World News – While growing up and playing team sports we did not win every single game. There were times when our team got blown out by a better more skilled team. But those losses and blowouts helped us learn how to deal with loss, defeat, pain, and most importantly recovery.
You are not going to always win in life be it in sports, relationships, or your professional career. Learning how to deal with that disappointment and then continuing to fight makes us stronger. Why would we take these lessons away from children? It seems that in some areas of America it is already happening.
Have you heard of the so-called “mercy rule”?
It keeps youth game scores artificially low by preventing more powerful teams from winning by lopsided margins.
Squads in the Northern California Federation of Youth Football often ignored the mercy rule in years past and received only warnings after violations.
“We lose a lot of football players because their teams lose so badly,” Robert Rochin, deputy commissioner for the league, told KCRA-TV. “If they are constantly getting beat, who wants to play anymore? We lose kids all season long because of that.”
So from now on, mercy will prevail.
The NCFYF has added teeth to the mercy rule this season for its age 7 to 13 teams, instituting a $200 fine for squads that win games by 35 points or more and a one-week suspension for violating teams’ head coaches, according to KCRA.
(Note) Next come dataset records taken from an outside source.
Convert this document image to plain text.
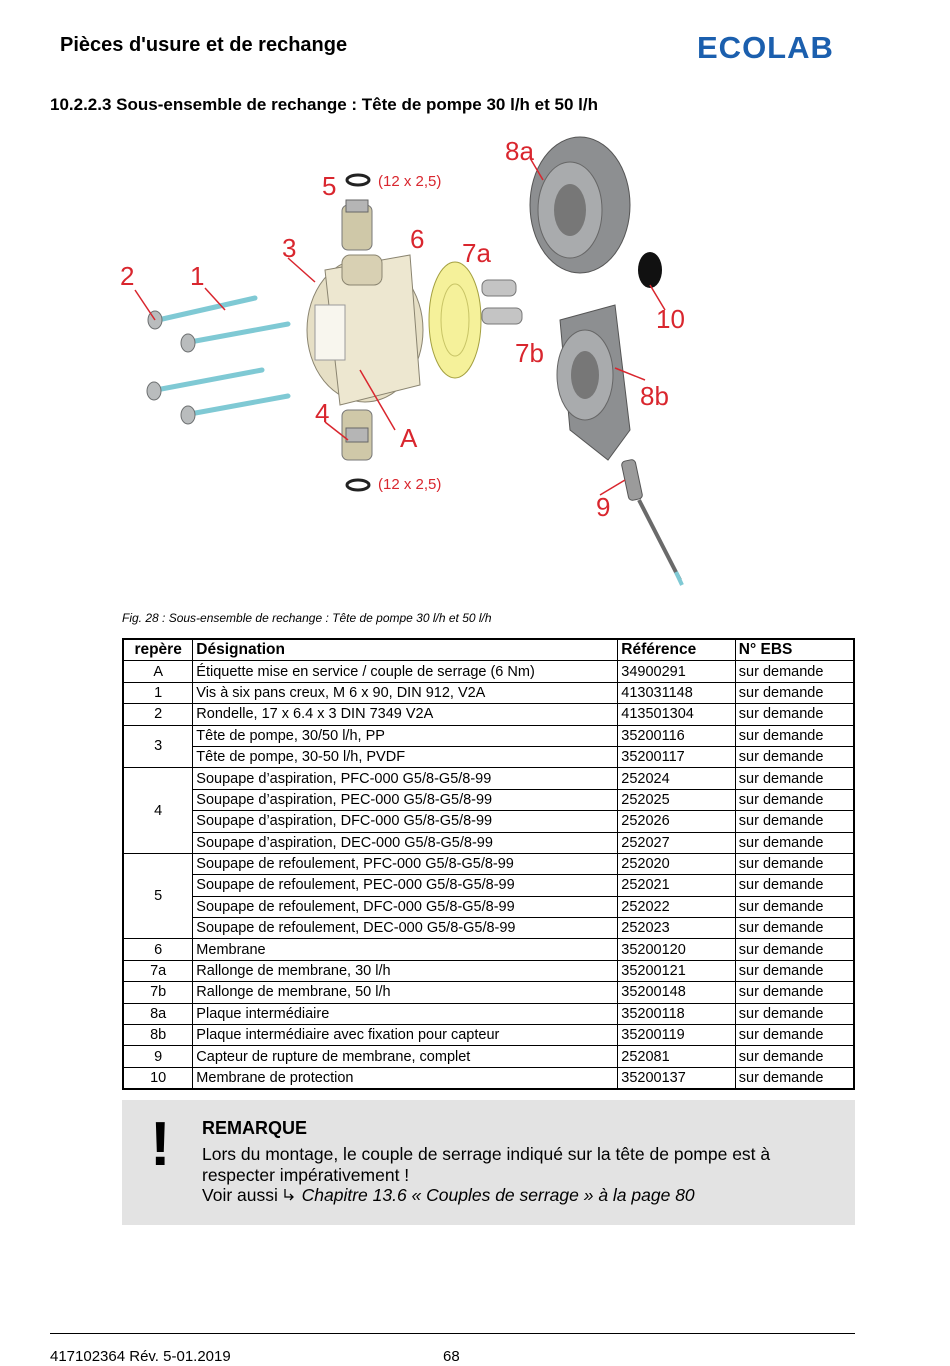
Pièces d'usure et de rechange	ECOLAB
10.2.2.3 Sous-ensemble de rechange : Tête de pompe 30 l/h et 50 l/h
2 1
3
5	(12 x 2,5)
6 7a
8a
10
7b
8b
4
A
(12 x 2,5)
9
Fig. 28 : Sous-ensemble de rechange : Tête de pompe 30 l/h et 50 l/h
repère	Désignation	Référence	N° EBS
A	Étiquette mise en service / couple de serrage (6 Nm)	34900291	sur demande
1	Vis à six pans creux, M 6 x 90, DIN 912, V2A	413031148	sur demande
2	Rondelle, 17 x 6.4 x 3 DIN 7349 V2A	413501304	sur demande
3	Tête de pompe, 30/50 l/h, PP	35200116	sur demande
	Tête de pompe, 30-50 l/h, PVDF	35200117	sur demande
4	Soupape d’aspiration, PFC-000 G5/8-G5/8-99	252024	sur demande
	Soupape d’aspiration, PEC-000 G5/8-G5/8-99	252025	sur demande
	Soupape d’aspiration, DFC-000 G5/8-G5/8-99	252026	sur demande
	Soupape d’aspiration, DEC-000 G5/8-G5/8-99	252027	sur demande
5	Soupape de refoulement, PFC-000 G5/8-G5/8-99	252020	sur demande
	Soupape de refoulement, PEC-000 G5/8-G5/8-99	252021	sur demande
	Soupape de refoulement, DFC-000 G5/8-G5/8-99	252022	sur demande
	Soupape de refoulement, DEC-000 G5/8-G5/8-99	252023	sur demande
6	Membrane	35200120	sur demande
7a	Rallonge de membrane, 30 l/h	35200121	sur demande
7b	Rallonge de membrane, 50 l/h	35200148	sur demande
8a	Plaque intermédiaire	35200118	sur demande
8b	Plaque intermédiaire avec fixation pour capteur	35200119	sur demande
9	Capteur de rupture de membrane, complet	252081	sur demande
10	Membrane de protection	35200137	sur demande
! REMARQUE
Lors du montage, le couple de serrage indiqué sur la tête de pompe est à
respecter impérativement !
Voir aussi  Chapitre 13.6 « Couples de serrage » à la page 80
417102364 Rév. 5-01.2019	68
NBC Sports’ Dave Briggs called the move the latest chapter in the “wussification of America” and a “ridiculous rule,” saying it teaches “lesser teams that there’s always someone there to cushion to blow.”
But league brass beg to differ.
“It’s teaching them compassion for the other team,” Rochin said. “It’s teaching them sportsmanship.”
Proponents say it also helps “create a level playing field” when there’s a disparity of talent between opposing teams, KCRA reported.
In addition to the penalties, if a team is leading by more than 28 points at halftime, KCRA reported that the first-string team from the winning squad must sit on the bench so the second- and third-string teams get more playing time (and presumably help to even out the score…or at least stop it from increasing).
But some players and parents says the newly aggressive mercy rule is hurting teams, undermining players’ development, and actually increasing the chance for injury.
“Now they are afraid their coaches are going to get suspended and they are not going to have a coach to come out here and play football,” said parent Kelly McHugh, whose son James doesn’t get as much playing time with the mercy rule.
Some parents said the mercy rule endangers players who hold back, making them more susceptible to injury.
“The kids who are in the position of trying to protect their coach are backing off and are at a higher risk of being injured,” father Brent Moore said.
But while league officials say there were more than 30 mercy rule violations last year, there have been no violations so far this year, KCRA reported.